I'm trying to prove time complexity of merge sort algorithm in Isabelle HOL:
theory Merge_Sort_Time
imports Complex_Main "HOL-ex.BigO"
begin
fun merge :: "'a::linorder list ⇒ 'a list ⇒ 'a list" where
"merge xs [] = xs"
| "merge [] ys = ys"
| "merge (x#xs) (y#ys) = (if x ≤ y then x # merge xs (y#ys)
else y # merge (x#xs) ys)"
fun msort :: "'a::linorder list ⇒ 'a list" where
"msort [] = []"
| "msort [x] = [x]"
| "msort xs = (let n = length xs div 2 in
merge (msort (take n xs)) (msort (drop n xs)))"
fun msort_time :: "nat ⇒ real" where
"msort_time 0 = 0"
| "msort_time (Suc 0) = 1"
| "msort_time n = msort_time (n div 2) + msort_time (n - n div 2) + n"
lemma msort_time_upper_bound:
"msort_time ∈ O(λn. n * log 2 n)"
sorry
end
The problem is that the lemma is unprovable because it doesn't hold for n = 1.
The lemma is expanded into:
msort_time ∈ {h. ∃c. ∀x. ¦h x¦ ≤ c * ¦x * log 2 x¦}
But probably it should be:
msort_time ∈ {h. ∃c n. ∀x ≥ n. ¦h x¦ ≤ c * ¦x * log 2 x¦}
Maybe I can use another library for Big O notation?

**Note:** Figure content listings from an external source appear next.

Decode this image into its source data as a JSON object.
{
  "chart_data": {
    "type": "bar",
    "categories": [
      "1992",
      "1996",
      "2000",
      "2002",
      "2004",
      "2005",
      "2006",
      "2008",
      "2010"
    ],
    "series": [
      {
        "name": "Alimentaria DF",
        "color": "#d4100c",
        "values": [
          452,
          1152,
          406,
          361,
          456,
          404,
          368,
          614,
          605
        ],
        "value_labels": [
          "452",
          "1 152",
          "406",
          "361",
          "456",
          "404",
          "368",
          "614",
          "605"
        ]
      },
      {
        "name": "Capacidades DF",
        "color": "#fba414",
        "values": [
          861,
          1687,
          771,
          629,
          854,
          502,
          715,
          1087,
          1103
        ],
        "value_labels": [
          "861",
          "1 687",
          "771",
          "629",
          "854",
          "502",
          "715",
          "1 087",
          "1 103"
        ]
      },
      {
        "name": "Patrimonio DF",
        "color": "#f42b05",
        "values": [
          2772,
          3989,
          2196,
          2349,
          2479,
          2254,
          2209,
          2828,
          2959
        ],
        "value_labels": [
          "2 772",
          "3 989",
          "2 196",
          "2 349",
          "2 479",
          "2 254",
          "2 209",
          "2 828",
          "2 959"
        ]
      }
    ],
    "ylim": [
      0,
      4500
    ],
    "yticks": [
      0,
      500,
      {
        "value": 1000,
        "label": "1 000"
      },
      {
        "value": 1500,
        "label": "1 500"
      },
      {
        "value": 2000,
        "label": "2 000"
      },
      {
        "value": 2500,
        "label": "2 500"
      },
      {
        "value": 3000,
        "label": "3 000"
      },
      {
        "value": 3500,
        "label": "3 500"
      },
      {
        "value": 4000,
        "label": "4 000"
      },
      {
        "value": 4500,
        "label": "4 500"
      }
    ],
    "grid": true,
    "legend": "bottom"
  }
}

I've tried to prove the following lemma instead but got stuck:
lemma sum_log:
"x > 0 ⟹ y > 0 ⟹
x * log 2 x + y * log 2 y ≤ (x + y) * log 2 (x + y)"
by (simp add: add_mono_thms_linordered_semiring(1) distrib_right)
lemma msort_time_upper_bound:
"∃c. ∀n ≥ 2. msort_time n ≤ c * n * log 2 n"
proof
let ?c = 3
show "∀n ≥ 2. msort_time n ≤ ?c * n * log 2 n"
proof
fix n :: nat
show "n ≥ 2 ⟶ msort_time n ≤ ?c * real n * log 2 n"
proof
assume "n ≥ 2"
then show "msort_time n ≤ ?c * real n * log 2 n"
proof (induct n rule: less_induct)
case (less n)
then show ?case
proof -
consider
(n1) "n < 2" |
(n2) "n = 2" |
(n3) "n = 3" |
(n4) "n ≥ 4"
by arith
then show "msort_time n ≤ ?c * real n * log 2 n"
proof (cases)
case n1
then show ?thesis by (simp add: less.prems less_le_not_le)
next
case n2
then show ?thesis by (simp add: numeral_2_eq_2)
next
case n3
then have "msort_time n = 8"
by (induct rule: msort_time.induct; simp)
also have "... < ?c * n" by (simp add: n3)
also have "... < ?c * n * log 2 n" by (simp add: n3)
finally show ?thesis by linarith
next
case n4
let ?a = "n div 2"
let ?b = "n - ?a"
have a: "2 ≤ ?a ∧ ?a < n" using n4 by simp_all
have b: "2 ≤ ?b ∧ ?b < n" using n4 by simp_all
have IH_a: "msort_time ?a ≤ ?c * real ?a * log 2 ?a"
using a less.hyps by blast
have IH_b: "msort_time ?b ≤ ?c * real ?b * log 2 ?b"
using b less.hyps by blast
have "msort_time n = msort_time ?a + msort_time ?b + n"
by (metis dual_order.strict_iff_not less.prems lessI msort_time.elims not_numeral_le_zero numeral_2_eq_2)
also have "... ≤ ?c * real ?a * log 2 ?a + ?c * real ?b * log 2 ?b + n"
using IH_a IH_b by argo
also have "... ≤ ?c * (real ?a + real ?b) * log 2 (real ?a + real ?b) + n"
using sum_log[of ?a ?b] b by linarith
also have "... ≤ ?c * n * log 2 n + n"
by simp
also have "... ≤ 2 * ?c * n * log 2 n"
using n4 mult_ge1_I by simp
finally show ?thesis
sorry
qed
qed
qed
qed
qed
qed
Could you please help to prove it?
Could you please give some suggestions on simplification of the proof. Is it possible to decrease number of nested proofs?